Scuola De Amicis, aggiudicata la gara per il completamento dei lavori. Pronti i lavori della messa in sicurezza anche di Terravecchia.
Ad annunciarlo è il Vice Sindaco Eutilia Viscardi. "A breve partiranno i lavori per restituire alla città lo storico edificio scolastico, chiuso nel 2005 per problemi strutturali. - spiega Viscardi - Ad eseguire i lavori, per un importo contrattuale di 2 milioni e 624 mila euro, sarà un'associazione temporanea di imprese, composta dalla Izzo Mario Costruzioni Srl (capogruppo) con sede legale a Casoria (Na) e la Italproim Srl (mandante) con sede legale a Roma. All'albo pretorio sono pubblicate le determine con le quali affidiamo i lavori e scegliamo il direttore dei lavori stessi. Una volta firmato il contratto, detti lavori inizieranno 35 giorni al massimo. Progetto molto bello che prevede anche un teatro, laboratori linguistici, per ceramiche e tanto altro, una dedica speciale va a Gaetano Ferrentino che lui per primo mi mostrò questo progetto. Inoltre, è anche pubblicata la delibera di giunta con la quale abbiamo chiuso l'ultimo contenzioso che bloccava tutto, richiesta 2milioni e mezzo di euro, chiuso con 156mila euro, presi dal fondo 219/81 lavori per il terremoto 80".
Infine, la Viscardi annuncia anche i lavori a Terravecchia: "Siamo pronti anche per i lavori della messa in sicurezza di Terravecchia, dopo aver finalmente acquisito tutti i pareri".
De Amicis chiusa dal 2005: una storia infinita
La De Amicis chiusa nel 2005 per problemi strutturali, da allora una storia infinita tra contenziosi e mancanza di fondi.
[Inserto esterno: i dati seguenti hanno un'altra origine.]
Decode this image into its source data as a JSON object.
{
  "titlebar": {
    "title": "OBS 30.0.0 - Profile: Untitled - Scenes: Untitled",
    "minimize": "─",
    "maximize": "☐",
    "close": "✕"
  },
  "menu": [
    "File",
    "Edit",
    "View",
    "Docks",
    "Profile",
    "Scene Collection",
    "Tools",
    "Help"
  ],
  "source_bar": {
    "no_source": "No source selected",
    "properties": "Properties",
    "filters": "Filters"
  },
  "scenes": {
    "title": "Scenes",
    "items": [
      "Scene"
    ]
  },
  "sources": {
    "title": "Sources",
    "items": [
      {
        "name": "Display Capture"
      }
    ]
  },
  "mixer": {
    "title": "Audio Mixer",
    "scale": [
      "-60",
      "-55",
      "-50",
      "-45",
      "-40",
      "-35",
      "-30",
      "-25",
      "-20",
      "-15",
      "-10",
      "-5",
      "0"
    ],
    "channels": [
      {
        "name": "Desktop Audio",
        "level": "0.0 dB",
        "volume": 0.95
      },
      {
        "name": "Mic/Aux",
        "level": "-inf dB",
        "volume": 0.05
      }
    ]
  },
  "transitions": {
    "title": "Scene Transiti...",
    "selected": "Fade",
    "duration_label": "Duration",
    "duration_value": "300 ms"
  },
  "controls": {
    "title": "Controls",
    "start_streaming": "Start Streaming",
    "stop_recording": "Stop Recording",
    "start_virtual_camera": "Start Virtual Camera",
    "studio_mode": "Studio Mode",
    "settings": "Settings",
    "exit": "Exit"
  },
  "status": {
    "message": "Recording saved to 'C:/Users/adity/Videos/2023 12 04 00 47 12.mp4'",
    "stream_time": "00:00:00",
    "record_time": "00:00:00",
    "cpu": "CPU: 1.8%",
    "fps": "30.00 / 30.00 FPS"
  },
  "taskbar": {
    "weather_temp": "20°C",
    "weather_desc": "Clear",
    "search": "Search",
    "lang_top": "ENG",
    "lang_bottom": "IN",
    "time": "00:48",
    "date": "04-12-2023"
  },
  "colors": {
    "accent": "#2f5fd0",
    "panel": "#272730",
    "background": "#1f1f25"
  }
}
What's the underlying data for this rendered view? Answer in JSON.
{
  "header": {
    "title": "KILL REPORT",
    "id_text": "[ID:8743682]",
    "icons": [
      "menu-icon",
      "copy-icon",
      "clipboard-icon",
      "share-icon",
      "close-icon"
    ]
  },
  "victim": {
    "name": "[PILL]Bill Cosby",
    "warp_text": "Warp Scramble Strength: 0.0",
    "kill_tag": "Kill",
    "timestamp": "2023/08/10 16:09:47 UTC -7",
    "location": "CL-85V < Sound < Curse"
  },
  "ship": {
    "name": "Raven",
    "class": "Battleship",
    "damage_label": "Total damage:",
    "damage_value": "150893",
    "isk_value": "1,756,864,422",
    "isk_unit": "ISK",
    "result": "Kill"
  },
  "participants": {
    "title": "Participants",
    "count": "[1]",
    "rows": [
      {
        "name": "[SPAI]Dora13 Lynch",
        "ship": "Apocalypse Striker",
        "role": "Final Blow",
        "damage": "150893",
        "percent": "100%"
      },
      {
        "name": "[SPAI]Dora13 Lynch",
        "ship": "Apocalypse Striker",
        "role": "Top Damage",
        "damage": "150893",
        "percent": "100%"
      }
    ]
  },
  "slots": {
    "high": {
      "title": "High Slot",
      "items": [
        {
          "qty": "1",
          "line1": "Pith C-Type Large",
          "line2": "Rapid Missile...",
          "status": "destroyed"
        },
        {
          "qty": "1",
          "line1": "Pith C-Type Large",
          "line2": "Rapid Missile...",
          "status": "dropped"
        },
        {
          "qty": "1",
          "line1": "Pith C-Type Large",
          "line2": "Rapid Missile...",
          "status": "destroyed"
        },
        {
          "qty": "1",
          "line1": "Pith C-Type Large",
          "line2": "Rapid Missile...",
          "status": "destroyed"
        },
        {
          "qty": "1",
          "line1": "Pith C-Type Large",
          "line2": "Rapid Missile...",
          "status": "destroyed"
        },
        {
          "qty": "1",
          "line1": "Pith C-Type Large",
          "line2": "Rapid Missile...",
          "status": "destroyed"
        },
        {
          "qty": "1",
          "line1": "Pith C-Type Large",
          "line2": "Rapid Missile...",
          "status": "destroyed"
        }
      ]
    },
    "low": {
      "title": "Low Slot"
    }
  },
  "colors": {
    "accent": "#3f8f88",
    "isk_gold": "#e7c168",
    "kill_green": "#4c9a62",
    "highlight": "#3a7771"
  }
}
Per la riapertura dell'edificio è stato deciso per l'abbattimento del terzo piano, poi interrotto a causa della mancanza di fondi e del conseguente contenzioso avviato con l’impresa. Una situazione sbloccata grazie all’intuizione del compianto Gaetano Ferrentino, che riusci a spostare i fondi della legge 219/81, per predisporre una gara per la ristrutturazione dell’edificio storico, costruito nel primo dopoguerra, nel periodo di dominazione fascista in Italia e la struttura, vista dall’alto, ha la forma della “M” di Mussolini. Di qui un altro Stop, in quanto la gara per la progettazione veniva interrotta da un ricorso al Tar. Chiuso il contenzioso, assegnata la progettazione, poi portata a termine, prima la definitiva, poi quella esecutiva, si è dovuto attendere i pareri richiesti dalla legge, in particolare quello della Soprintendenza, per oltre un anno e mezzo. Nel frattempo sempre l’impresa incaricata per l’abbattimento del terzo piano, ha presentato una domanda di risarcimento danni per oltre due milioni e mezzo di euro. Contenzioso definito con un pagamento di una somma pari a circa centocinquantamila euro, fondi recuperati dai fondi della l. 219/81. Ora finalmente ripartono i lavori e in circa due anni la città dovrebbe riavere lo storico edificio scolastico di nuovo aperto.